Julie Leoni, emotional literacy coordinator at the Marches School in Shropshire, reflects on the need for teachers to take risks if they are to encourage creative risk-taking in their students
I went to a meeting recently with three county advisers, two headteachers, an educational psychologist and a baby! It was about our project to encourage students in Key Stages 1 and 2 to take risks. The premise behind this question is that young people tend to be conservative in their designs. Dave, the design and technology adviser, had worked with me on how SEAL approaches can be used across the curriculum. He set up a couple of design and technology projects and I worked alongside him using SEAL ideas to help raise awareness of the opportunities for emotional literacy which arose.
Self-esteem
One of the ways I suggested for linking the two subject areas was to focus on building self-esteem. Research has shown that pupils with high self-esteem are more willing to:
- learn from their mistakes
- take positive risks
- ask for help
Pupils with low self-esteem, by contrast, are more likely to take negative risks, such as using drugs, drinking, cheating and driving cars fast. They are less likely to have an accurate assessment of their abilities and are more likely to blame external factors for their failure. Dave thought that, although valid, this approach was already in the educational world. He wanted something more original!
Secure base
So I turned to attachment theory, which argues that children are more likely to go off into the world and explore, taking the risks that exploration entails, when they know that there is a secure base to which they can return. Children who are insecurely attached are either very clingy as they don’t feel safe moving away from their carer, or else they take dangerous risks because they don’t feel that the base cares.

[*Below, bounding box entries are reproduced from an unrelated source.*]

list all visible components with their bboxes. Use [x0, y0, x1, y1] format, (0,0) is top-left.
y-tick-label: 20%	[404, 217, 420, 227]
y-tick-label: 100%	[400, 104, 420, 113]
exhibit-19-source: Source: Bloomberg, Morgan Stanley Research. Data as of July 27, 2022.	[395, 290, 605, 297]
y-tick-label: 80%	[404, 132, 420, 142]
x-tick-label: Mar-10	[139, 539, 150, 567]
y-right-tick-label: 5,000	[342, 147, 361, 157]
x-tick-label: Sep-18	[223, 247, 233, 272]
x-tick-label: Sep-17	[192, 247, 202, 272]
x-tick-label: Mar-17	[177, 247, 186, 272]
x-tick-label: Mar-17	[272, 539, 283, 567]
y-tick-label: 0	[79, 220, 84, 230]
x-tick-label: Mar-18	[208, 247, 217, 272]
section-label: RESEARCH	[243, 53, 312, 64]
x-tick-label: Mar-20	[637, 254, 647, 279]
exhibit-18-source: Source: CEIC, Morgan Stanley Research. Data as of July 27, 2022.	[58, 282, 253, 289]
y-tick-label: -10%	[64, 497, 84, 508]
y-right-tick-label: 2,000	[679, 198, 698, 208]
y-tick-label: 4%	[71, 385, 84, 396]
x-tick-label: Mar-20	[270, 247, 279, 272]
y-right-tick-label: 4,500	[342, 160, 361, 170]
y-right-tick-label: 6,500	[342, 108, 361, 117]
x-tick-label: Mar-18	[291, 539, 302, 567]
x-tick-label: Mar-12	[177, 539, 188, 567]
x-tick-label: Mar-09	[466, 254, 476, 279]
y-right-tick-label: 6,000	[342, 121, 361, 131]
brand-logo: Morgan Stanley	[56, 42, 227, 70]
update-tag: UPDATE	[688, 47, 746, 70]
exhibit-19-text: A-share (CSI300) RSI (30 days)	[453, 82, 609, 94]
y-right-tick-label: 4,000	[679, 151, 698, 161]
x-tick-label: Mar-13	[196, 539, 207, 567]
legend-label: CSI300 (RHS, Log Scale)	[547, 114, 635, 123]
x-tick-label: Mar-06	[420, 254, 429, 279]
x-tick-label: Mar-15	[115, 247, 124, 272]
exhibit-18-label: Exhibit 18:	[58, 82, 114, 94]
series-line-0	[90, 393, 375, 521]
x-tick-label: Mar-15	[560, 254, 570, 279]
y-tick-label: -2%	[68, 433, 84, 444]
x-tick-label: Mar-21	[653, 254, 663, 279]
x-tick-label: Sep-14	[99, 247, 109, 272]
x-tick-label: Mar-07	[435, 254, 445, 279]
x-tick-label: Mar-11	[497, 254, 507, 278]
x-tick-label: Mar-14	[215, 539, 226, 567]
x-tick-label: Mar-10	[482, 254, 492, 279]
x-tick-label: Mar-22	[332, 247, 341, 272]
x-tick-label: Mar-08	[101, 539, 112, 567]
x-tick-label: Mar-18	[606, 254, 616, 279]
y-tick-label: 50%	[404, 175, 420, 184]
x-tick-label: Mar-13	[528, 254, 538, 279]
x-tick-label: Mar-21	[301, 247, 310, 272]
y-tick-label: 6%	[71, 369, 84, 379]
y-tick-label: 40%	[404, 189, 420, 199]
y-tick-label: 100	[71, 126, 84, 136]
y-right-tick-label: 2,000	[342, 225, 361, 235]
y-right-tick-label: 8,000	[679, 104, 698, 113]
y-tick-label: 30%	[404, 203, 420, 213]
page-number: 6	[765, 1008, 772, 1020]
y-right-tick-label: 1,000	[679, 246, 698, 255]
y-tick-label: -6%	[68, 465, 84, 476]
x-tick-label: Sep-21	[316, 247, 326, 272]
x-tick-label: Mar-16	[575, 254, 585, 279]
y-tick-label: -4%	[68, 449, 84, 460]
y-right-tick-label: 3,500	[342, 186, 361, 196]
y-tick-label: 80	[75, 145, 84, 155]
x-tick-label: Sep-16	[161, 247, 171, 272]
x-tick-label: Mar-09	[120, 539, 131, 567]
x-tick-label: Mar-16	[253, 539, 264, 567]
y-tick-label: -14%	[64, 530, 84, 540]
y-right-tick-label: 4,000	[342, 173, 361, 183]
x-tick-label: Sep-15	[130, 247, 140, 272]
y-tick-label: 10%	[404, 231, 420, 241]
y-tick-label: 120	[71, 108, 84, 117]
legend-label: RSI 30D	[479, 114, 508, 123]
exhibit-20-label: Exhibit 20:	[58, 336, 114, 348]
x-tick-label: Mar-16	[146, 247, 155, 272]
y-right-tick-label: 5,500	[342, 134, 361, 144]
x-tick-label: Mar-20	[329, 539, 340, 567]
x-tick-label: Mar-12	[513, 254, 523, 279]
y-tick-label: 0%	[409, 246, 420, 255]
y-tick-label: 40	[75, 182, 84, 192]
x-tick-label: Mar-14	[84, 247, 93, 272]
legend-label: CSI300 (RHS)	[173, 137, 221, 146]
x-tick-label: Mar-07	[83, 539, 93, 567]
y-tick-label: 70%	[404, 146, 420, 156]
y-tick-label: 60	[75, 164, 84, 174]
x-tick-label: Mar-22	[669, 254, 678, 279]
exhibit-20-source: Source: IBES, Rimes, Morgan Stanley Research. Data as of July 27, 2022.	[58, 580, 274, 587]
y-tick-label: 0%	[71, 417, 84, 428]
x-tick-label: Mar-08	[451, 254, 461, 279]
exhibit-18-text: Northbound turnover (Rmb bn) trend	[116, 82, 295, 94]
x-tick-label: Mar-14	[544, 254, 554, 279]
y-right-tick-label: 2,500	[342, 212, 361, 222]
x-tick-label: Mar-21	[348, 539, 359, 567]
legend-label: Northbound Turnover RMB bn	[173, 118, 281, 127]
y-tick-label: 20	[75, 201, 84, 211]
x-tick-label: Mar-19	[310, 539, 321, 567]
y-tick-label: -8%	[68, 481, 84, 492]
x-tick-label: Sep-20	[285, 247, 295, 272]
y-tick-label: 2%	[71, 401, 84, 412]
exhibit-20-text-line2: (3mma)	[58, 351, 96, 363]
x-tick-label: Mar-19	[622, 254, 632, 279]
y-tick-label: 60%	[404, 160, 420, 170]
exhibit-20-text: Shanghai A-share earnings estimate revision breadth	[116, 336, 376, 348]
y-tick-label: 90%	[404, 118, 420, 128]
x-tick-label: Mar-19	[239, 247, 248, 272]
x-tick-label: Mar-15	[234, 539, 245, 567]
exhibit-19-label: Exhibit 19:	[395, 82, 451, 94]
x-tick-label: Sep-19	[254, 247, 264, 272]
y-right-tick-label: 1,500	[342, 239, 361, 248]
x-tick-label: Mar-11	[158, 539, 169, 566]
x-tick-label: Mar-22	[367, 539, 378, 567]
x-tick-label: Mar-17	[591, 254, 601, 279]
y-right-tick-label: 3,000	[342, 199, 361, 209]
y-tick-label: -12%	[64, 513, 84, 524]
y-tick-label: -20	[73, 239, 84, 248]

Heather Geddes has written about how schools can offer children a secure base when the adults in it offer opportunities to attach and experience the sort of ‘empathetic attunement’ that enables young people to contain their emotions. This means that children need to know that their teachers and school will:
- be there for them
- listen to and understand how they are feeling
- allow them to experience all their emotions in a safe way.
Process At the meeting, we quickly identified that, if we want young people to take risks, we need to empower teachers to take risks themselves. Despite our acknowledgement that risk-taking needs a certain amount of freedom to flourish, the meeting started with a list of things that teachers would have to do! Also, the various agencies involved with the project were all separate, with lists of targets to meet. As the meeting progressed, we began to see that, for the project to be the best it could be, we needed to facilitate open discussion between all those involved so that they could take ownership of what they would do and how. In order for teachers to help kids take risks, we needed to take risks on opening up the agenda and the process.
Accepting nature
A recent article in the Observer magazine commemorated the big storm in the south-east of England 20 years ago which wiped out acres of trees. The National Trust organised a huge clear-up in the wake of the storm and then replanted. They and now wish they hadn’t. Where they had just let nature get on with things on her own, there was a ‘richer variety of trees and ecology’. When trees are not tended and watered, they ‘grow more strongly if they are forced to send out roots for moisture’. ‘Naturally propagated plants show more genetic variety and strength than mass plantations’. Their conclusion was that ‘humans like to control everything’ but they need to ‘accept whatever nature gives us’. Why don’t we just accept what nature gives us and let it unfold to manifest its potential? Fear, probably. I get more and more controlling, the more afraid I become. We want to make order out of the chaos, in order to give the illusion of having some control over ourselves, others and the environment. I’m not suggesting that all is chaos or that control is bad, but its about letting there be enough chaos for the new to flourish.
Baby in tow
I will shortly be doing some training with Ben in tow again. Risky? I should say so. Yes, there is potential for chaos. Yes, I am nervous about how I will cope, how he will cope, how my co-presenters will cope but most of all, how the punters will cope.
However, I do trust that Ben is securely attached and so will feel OK in a room full of people. I feel secure enough with my co-presenters to know that we can be real about the situation and adapt and respond to the situation as we go, so I feel I can take the risk of being a mum as well as a presenter. I also hope that by being real with the people on the course, and building attachments, we can create some chaos, but allow some stars to emerge!